5 While recognizing the psychological impact of the state’s efforts to provoke acceptance of multiculturalism, it is important to note the possibility that multiculturalism programs may degenerate into mere tokenism and ethnic folkloric activities (Kallen 1982, 290). There are many examples of this, such as the increased public representation of ethnocultural and visible minorities in Canada Day and other national holiday celebrations or the way in which the Canadian government expresses its international distinctiveness by highlighting Aboriginal and ethnocultural symbolism at exhibition sites such as world fairs or the Epcot Centre in Florida. The visible and audible portrayal of ethnicity in public life does contribute to a sense of participation in society on the part of minority groups, but it does not improve their material conditions or their institutional/structural assimilation into the economy. One is tempted to question the concern with symbolic distribution which may, indeed, serve to distract us from more critical issues related to the distribution of material benefits (ibid.). In substantive terms, multiculturalism policies have not yet fulfilled the promise of “Equality Now” at the institutional level and seem less likely to do so in the future until the economy “recovers.”
6 To date, most licensed ethnic broadcasting undertakings have been urban-based, privately funded, commercially oriented, and multilingual (due to the past scarcity of frequencies).

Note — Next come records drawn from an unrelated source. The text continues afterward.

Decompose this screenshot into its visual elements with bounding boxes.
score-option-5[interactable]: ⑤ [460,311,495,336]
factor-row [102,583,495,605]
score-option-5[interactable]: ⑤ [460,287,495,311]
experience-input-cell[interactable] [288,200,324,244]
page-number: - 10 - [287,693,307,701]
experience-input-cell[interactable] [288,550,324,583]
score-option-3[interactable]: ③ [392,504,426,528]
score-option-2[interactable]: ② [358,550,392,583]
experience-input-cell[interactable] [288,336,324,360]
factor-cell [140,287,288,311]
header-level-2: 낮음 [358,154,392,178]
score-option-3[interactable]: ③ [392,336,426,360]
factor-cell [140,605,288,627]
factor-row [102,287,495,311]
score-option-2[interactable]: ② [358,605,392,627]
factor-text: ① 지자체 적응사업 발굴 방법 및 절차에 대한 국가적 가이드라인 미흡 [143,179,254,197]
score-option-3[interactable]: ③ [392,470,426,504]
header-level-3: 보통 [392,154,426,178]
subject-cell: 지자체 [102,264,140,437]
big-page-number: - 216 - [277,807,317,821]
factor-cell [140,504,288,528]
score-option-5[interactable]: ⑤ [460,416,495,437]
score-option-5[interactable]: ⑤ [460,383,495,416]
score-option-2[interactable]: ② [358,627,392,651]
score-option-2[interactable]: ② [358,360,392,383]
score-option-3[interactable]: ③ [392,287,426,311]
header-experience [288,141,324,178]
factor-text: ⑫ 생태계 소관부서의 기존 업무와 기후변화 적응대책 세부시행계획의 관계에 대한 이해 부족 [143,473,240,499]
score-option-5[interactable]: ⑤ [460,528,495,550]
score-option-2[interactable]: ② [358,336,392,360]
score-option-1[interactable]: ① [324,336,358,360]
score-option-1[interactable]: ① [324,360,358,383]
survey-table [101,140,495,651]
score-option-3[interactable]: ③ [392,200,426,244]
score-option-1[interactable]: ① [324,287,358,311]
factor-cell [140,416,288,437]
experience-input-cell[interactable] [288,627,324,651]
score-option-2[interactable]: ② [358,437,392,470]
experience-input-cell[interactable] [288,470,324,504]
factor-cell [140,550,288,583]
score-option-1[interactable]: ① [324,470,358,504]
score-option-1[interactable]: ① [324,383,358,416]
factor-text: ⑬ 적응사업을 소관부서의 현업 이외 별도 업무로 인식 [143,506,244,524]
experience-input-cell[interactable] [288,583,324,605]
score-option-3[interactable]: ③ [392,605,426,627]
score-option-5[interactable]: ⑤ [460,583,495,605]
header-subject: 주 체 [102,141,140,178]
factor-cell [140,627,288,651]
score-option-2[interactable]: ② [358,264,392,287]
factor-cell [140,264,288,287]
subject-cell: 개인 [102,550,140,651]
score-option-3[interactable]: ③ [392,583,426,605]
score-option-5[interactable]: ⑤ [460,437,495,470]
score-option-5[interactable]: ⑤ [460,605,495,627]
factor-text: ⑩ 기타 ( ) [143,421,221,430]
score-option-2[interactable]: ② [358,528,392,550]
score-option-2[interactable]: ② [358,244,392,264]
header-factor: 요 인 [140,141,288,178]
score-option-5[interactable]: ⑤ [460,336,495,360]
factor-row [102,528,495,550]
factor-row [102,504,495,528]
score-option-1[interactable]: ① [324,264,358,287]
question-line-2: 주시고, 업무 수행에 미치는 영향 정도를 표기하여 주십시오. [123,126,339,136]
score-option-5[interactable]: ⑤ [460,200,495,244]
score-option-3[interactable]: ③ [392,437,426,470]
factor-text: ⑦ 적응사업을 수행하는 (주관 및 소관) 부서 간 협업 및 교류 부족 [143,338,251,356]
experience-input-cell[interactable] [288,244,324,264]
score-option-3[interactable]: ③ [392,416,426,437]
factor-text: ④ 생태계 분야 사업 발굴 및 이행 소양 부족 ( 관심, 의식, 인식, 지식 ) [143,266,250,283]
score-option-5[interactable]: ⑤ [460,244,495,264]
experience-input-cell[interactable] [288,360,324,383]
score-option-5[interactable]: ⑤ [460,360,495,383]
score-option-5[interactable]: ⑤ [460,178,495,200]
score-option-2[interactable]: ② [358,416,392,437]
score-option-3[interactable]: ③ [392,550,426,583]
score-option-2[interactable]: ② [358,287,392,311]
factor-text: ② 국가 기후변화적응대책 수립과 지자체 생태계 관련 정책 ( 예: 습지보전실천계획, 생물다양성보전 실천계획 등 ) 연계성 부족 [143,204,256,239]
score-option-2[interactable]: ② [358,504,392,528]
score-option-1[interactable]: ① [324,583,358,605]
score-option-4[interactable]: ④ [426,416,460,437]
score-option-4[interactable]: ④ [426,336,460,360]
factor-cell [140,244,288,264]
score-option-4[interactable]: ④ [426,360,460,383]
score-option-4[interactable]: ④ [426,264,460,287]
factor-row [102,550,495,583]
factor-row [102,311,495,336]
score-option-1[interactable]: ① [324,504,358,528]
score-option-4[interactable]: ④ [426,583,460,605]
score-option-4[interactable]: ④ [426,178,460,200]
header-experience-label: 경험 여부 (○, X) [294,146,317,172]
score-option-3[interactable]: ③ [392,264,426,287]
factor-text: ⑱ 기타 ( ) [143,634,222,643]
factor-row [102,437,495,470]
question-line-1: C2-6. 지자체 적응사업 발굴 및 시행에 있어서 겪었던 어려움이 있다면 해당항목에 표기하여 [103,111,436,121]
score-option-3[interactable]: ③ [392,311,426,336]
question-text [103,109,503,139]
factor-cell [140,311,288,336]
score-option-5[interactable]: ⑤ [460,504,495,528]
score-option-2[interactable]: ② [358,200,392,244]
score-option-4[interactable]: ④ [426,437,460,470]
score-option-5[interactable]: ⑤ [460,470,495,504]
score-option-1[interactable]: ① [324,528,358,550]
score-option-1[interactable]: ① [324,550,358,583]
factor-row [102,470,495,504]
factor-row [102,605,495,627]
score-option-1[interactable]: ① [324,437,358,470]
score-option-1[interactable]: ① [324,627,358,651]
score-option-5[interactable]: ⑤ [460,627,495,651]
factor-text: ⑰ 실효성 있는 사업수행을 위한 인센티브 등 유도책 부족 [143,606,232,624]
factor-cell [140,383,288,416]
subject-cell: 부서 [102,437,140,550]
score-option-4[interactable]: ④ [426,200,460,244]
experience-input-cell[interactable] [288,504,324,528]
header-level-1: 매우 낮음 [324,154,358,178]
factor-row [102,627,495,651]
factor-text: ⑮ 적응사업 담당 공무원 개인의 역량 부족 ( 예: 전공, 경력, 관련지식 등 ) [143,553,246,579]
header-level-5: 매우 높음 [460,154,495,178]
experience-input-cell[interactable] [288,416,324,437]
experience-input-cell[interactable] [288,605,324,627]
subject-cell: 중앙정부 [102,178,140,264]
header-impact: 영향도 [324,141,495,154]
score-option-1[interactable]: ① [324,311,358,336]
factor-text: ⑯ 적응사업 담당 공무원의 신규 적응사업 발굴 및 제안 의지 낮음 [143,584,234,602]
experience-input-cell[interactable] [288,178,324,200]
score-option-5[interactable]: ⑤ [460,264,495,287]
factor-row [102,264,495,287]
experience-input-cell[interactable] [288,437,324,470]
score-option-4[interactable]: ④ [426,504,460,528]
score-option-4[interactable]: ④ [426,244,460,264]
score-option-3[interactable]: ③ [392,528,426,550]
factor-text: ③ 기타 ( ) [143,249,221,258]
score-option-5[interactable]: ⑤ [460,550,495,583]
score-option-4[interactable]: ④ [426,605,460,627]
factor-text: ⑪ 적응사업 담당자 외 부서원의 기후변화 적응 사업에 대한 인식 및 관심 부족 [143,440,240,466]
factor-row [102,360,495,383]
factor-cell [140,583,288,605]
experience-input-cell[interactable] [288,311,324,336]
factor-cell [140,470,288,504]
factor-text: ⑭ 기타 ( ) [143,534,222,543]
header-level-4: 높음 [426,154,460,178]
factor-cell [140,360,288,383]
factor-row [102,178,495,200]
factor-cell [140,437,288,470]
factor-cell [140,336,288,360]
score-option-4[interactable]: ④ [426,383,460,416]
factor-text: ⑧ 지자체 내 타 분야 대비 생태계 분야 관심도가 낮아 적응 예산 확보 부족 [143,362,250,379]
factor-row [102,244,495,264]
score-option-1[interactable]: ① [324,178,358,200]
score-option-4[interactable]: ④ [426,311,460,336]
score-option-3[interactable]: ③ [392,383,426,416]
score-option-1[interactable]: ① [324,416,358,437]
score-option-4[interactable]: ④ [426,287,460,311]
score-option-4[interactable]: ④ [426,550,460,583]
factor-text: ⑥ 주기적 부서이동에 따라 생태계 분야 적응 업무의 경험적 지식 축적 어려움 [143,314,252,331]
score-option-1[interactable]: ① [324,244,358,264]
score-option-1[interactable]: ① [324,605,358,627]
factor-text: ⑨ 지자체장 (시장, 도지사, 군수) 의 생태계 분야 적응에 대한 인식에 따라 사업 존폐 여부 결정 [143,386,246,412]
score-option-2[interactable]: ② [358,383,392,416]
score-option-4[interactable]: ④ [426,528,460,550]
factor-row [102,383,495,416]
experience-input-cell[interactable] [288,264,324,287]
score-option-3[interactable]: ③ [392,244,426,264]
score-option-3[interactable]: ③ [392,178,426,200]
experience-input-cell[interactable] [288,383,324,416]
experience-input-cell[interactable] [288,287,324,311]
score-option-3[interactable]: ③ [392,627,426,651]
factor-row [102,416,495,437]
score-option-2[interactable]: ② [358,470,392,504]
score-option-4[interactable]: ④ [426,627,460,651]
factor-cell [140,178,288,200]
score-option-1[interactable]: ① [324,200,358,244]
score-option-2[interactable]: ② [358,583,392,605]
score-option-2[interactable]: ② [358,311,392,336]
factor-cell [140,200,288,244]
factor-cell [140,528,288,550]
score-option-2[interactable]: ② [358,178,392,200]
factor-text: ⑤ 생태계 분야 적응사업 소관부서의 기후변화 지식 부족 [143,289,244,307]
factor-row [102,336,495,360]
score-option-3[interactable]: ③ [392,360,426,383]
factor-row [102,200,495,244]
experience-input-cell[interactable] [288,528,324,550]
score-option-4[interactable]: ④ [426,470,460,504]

7 At the present time in Canada, employment equity laws are restricted to federal government bureaucracies, crown corporations, federal agencies, and companies contracted to do business with the federal government, all of which must have over 100 employees. These include the CBC/Radio Canada, the NFB, the CRTC, Canada Post, among others, which have recently begun to organize frameworks for implementation of the law. In the case of the Ethnic Broadcasting Policy, this looks less explicit in that it appears as if ethnicity has become ghettoized onto specific “ethnic channels,” that is, that the ethnic stations inserted into the overall system will account for the “ethnic” portion of content balance in the Canadian broadcasting system structure. Contrary to this impression, the presence of the ethnic broadcasting policy, the Broadcasting Act, and experiences to date have focused public attention on the lacuna within the broader system, and have mobilized some audience support for opening up the conventional services to fairer representations of ethnic and visible minority groups.